To mitigate these inequities, the National Academies of Science, Engineering, and Medicine (NASEM) have formed a committee to establish an overarching framework addressing key considerations for the equitable allocation of a COVID-19 vaccine, including at-risk communities, priority populations, geographic distribution, scalable measures, and vaccine hesitancy.

The framework proposes four phases of vaccine distribution and their corresponding priority populations, as follows:

[Source: NASEM]

The above proposal will inform CDC’s Advisory Committee on Immunization Practices’ (ACIP) recommendations in advance of a COVID-19 vaccine release; and it was developed through careful consideration of CDC’s Social Vulnerability Index (CDC SVI), and the apropos, COVID-19 Community Vulnerability Index (CCVI). To elucidate, these phases were designed with people of color in mind, as they experience heightened risk of exposure working in essential roles in society, and therefore succumb to higher rates of infection.

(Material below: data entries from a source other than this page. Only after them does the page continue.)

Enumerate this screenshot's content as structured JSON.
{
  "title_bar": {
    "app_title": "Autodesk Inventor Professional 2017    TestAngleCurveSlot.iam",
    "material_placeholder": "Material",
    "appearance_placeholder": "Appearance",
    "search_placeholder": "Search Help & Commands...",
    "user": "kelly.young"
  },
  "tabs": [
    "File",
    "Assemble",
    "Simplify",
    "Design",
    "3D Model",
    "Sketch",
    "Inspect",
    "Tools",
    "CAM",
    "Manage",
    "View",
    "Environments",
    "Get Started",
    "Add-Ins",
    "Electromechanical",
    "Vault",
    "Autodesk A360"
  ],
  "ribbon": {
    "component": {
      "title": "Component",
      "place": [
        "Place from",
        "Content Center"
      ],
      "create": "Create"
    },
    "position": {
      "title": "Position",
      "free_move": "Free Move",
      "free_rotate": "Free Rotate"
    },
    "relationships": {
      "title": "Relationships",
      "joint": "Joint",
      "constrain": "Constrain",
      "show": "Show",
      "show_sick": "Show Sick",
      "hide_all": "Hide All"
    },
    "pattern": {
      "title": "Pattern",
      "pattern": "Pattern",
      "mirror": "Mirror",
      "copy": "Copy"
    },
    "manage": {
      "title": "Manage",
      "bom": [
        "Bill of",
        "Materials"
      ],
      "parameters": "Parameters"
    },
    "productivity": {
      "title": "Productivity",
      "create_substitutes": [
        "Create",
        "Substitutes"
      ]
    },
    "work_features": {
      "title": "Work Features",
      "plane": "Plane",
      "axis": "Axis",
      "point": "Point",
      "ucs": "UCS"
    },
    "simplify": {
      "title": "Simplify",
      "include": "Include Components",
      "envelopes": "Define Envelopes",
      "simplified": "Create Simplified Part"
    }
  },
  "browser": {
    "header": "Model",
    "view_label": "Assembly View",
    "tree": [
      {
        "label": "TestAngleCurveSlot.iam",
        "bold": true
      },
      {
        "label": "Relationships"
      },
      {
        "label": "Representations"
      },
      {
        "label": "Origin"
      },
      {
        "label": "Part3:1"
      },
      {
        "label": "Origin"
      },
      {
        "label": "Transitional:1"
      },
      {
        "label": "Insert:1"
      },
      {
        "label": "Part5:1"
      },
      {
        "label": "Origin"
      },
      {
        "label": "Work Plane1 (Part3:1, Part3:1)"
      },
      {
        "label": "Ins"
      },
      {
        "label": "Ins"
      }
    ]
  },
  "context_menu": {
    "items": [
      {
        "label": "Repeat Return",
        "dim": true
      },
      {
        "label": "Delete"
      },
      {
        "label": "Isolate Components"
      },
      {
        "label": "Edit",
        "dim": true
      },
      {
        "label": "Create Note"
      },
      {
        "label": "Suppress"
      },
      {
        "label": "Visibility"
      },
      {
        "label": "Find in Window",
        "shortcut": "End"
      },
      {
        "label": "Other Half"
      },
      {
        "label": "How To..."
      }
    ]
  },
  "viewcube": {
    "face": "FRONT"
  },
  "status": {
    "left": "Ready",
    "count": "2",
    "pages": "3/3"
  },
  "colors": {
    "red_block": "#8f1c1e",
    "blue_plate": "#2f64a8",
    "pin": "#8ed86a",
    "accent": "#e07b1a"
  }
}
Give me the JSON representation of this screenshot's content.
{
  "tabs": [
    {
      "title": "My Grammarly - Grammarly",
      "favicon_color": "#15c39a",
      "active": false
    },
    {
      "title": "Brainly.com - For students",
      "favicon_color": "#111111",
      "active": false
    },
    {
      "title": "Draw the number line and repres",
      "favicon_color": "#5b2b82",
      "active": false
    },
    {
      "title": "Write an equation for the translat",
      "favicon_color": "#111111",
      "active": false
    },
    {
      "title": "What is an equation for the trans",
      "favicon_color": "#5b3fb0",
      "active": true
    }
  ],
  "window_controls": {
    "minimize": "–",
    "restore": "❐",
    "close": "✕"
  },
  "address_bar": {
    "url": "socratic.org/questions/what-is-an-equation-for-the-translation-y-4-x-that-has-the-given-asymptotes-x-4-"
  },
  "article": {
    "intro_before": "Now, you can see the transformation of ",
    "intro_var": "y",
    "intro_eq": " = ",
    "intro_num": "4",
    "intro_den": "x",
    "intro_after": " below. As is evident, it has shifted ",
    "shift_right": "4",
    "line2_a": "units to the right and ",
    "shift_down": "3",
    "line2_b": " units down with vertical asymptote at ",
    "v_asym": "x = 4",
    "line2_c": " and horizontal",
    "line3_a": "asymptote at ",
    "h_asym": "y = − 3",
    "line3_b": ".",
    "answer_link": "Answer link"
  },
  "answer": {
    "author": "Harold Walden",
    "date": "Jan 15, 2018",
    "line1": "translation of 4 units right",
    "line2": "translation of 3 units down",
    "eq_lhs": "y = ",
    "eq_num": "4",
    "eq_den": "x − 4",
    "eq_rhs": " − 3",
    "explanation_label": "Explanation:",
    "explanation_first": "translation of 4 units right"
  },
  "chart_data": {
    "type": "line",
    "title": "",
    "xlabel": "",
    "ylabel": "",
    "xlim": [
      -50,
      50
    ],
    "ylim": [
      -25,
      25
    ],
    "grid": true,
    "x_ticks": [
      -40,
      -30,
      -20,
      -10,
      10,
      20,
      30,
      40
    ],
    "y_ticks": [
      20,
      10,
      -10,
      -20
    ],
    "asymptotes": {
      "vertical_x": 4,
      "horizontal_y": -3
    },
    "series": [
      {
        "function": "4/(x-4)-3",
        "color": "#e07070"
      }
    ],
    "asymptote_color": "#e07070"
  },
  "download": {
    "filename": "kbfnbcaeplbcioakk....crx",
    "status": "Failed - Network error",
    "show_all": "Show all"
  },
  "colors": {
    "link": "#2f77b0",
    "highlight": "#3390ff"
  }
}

Another key component of the vaccine plan is addressing vaccine hesitancy. People of Color are significantly underrepresented in clinical trials and undertreated in medical settings. This phenomenon, compounded by a general mistrust of medical establishments by minorities, will prove to be a challenge when encouraging vaccine uptake. Community engagement will be essential in building trust among the vaccine hesitant and messaging should be delivered by community leaders, or healthcare providers that resemble the population they treat. Culturally competent care has proven to have favorable effects on health outcomes and it is critical in encouraging vaccine confidence.

Once a vaccine becomes available, health officials across the country will need to deploy resources and personnel to ensure access to the vaccine among our most vulnerable. As affirmed by U.S. Army Lt. Gen. Paul Ostrowski (OWS), “We have to be able to go beyond the pharmacies, the hospitals and so forth to get after nursing homes; to get after meatpacking facilities; to get after those that are sheltered [at home]. We have to get this out to all four corners of this nation.” Getting to a vaccine is a challenge in itself, but once its released, it’s all hands-on deck.